Babciu miałem wypadek. Potrzebuję pieniędzy. Tak wyglądała rozmowa, którą nieznajomy nawiązał z 63-letnią mieszkanką Zamościa. Na szczęście zanim doszło do przekazania kilkudziesięciu tysięcy złotych, kobieta zorientowała się, że ma do czynienia z fałszywym wnuczkiem, a tkliwa historia o spowodowanym przez niego wypadku została wymyślona po to, by wyłudzić od niej pieniądze. O zdarzeniu Zamościanka powiadomiła policję.
Wczoraj do 63-letniej mieszkanki Zamościa zadzwonił nieznajomy. Płaczliwym głosem zapytał “Babciu poznajesz mnie?”. Babcia niewątpliwie rozpoznała zmieniony głos i zapytała “Czy to ty …. ? (Tu padło imię wnuczka). Uradowany nieznajomy potwierdził, że to właśnie on. Wyjaśnił babci, że dzwoni bo potrzebuje gotówki. Właśnie spowodował wypadek drogowy, jest na komendzie i tylko szybka wpłata 20 tys. złotych będzie gwarantować mu wolność. Kobieta z niedowierzaniem przystała jednak na prośbę “wnuczka”. Rozmówca prosił jednocześnie by nikomu nie mówiła o jego problemach. Tego dnia mężczyzna jeszcze kilkakrotnie dzwonił do Zamościanki upewniając się, czy aby na pewno poratuje go w tarapatach i pożyczy mu kilkadziesiąt tysięcy złotych. Po odbiór gotówki miała zgłosić się koleżanka wnuczka. Zanim jednak doszło do przekazania pieniędzy Zamościanka skontaktowała się z córką. Ta zapewniła ją, że syn jest w szkole, doskonale się czuje i nie był uczestnikiem żadnego wypadku. Wówczas wyszło na jaw, że do Zamościanki zadzwonił fałszywy wnuczek. O zajściu kobieta powiadomiła policję.

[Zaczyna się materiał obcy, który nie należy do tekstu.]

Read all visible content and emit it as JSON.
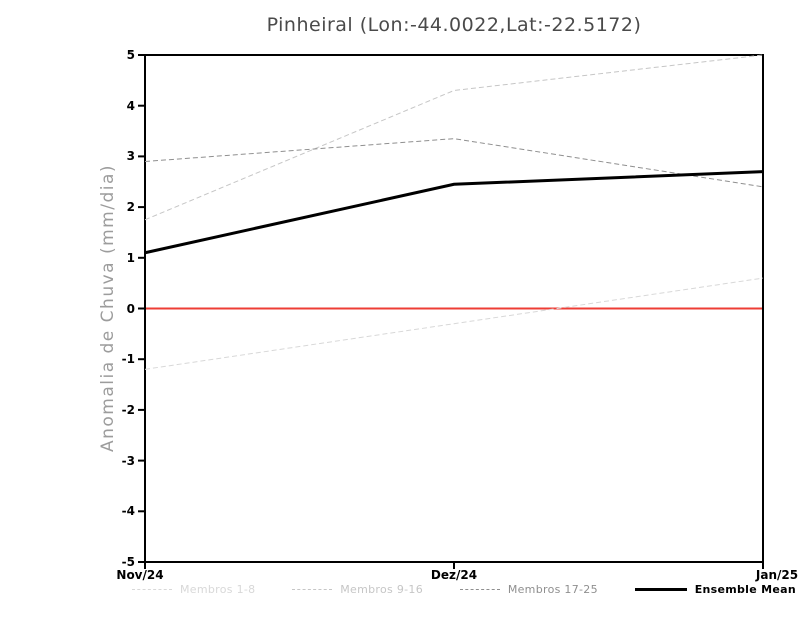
{
  "chart_data": {
    "type": "line",
    "title": "Pinheiral (Lon:-44.0022,Lat:-22.5172)",
    "ylabel": "Anomalia de Chuva (mm/dia)",
    "xlabel": "",
    "categories": [
      "Nov/24",
      "Dez/24",
      "Jan/25"
    ],
    "ylim": [
      -5,
      5
    ],
    "y_ticks": [
      5,
      4,
      3,
      2,
      1,
      0,
      -1,
      -2,
      -3,
      -4,
      -5
    ],
    "grid": false,
    "legend_position": "bottom",
    "series": [
      {
        "name": "Membros 1-8",
        "color": "#d8d8d8",
        "style": "dashed",
        "width": 1,
        "values": [
          -1.2,
          -0.3,
          0.6
        ]
      },
      {
        "name": "Membros 9-16",
        "color": "#c6c6c6",
        "style": "dashed",
        "width": 1,
        "values": [
          1.75,
          4.3,
          5.0
        ]
      },
      {
        "name": "Membros 17-25",
        "color": "#8f8f8f",
        "style": "dashed",
        "width": 1,
        "values": [
          2.9,
          3.35,
          2.4
        ]
      },
      {
        "name": "Ensemble Mean",
        "color": "#000000",
        "style": "solid",
        "width": 3,
        "values": [
          1.1,
          2.45,
          2.7
        ]
      }
    ],
    "reference_line": {
      "y": 0,
      "color": "#ee3d35"
    },
    "axis_color": "#000000"
  }
}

Policjanci apelują w szczególności do osób starszych o rozwagę i ostrożność w kontaktach z nieznajomymi. Bądźmy podejrzliwi, gdy ktoś prosi nas o pożyczkę. Osoby starsze i samotnie mieszkające są szczególnie narażone na próby oszustwa na tzw. “wnuczka”. Radzimy, aby w razie jakichkolwiek wątpliwości sprawdzić wiarygodność rozmówcy i skontaktować się z rodziną. W przypadku obaw i podejrzeń, co do próby oszustwa należy niezwłocznie powiadomić Policję.